Conselho de Estado italiano confirma abuso de posição dominante da FIGC em torneios amadores
Regulador da concorrência vê reforçada multa de €4,203 milhões; decisão reforça aplicação do Direito da Concorrência ao desporto com impacto no ecossistema juvenil e amador
O que aconteceu
O Conselho de Estado italiano confirmou, na sentença n.º 102/2026, que a Federação Italiana de Futebol (FIGC) cometeu abuso de posição dominante ao estender o seu controlo a eventos e competições de caráter lúdico‑amadorial. A decisão valida a deliberação da Autoridade Garante da Concorrência e do Mercado (AGCM) de 18 de junho de 2024, que aplicou à FIGC uma multa de €4,203 milhões.
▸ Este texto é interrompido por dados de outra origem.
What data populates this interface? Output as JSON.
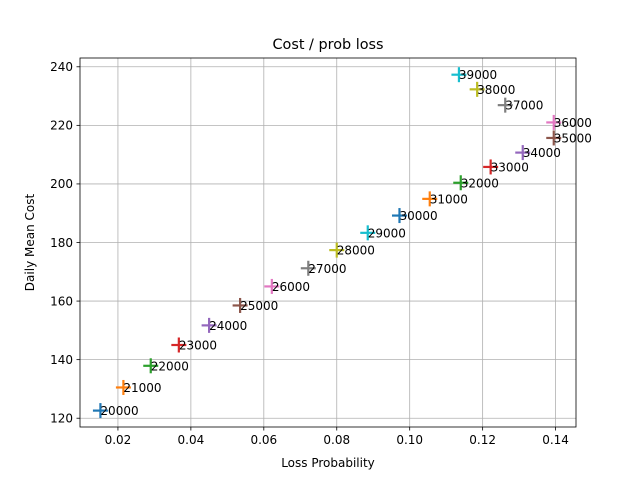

O acórdão sublinha que o Direito da União Europeia, incluindo os artigos 56, 101 e 102 do Tratado sobre o Funcionamento da União Europeia (TFUE), é aplicável ao desporto quando há relevância económica.
Por Que Importa
- Reforça a aplicação do Direito da Concorrência ao futebol, incluindo o segmento amador, com impacto em modelos de governação e receitas associadas a inscrições, patrocínios locais e organização de torneios.
- Pode abrir mercado a Entidades de Promoção Desportiva e operadores independentes, aumentando a oferta e a competição por patrocínios e serviços (campos, arbitragem, seguros).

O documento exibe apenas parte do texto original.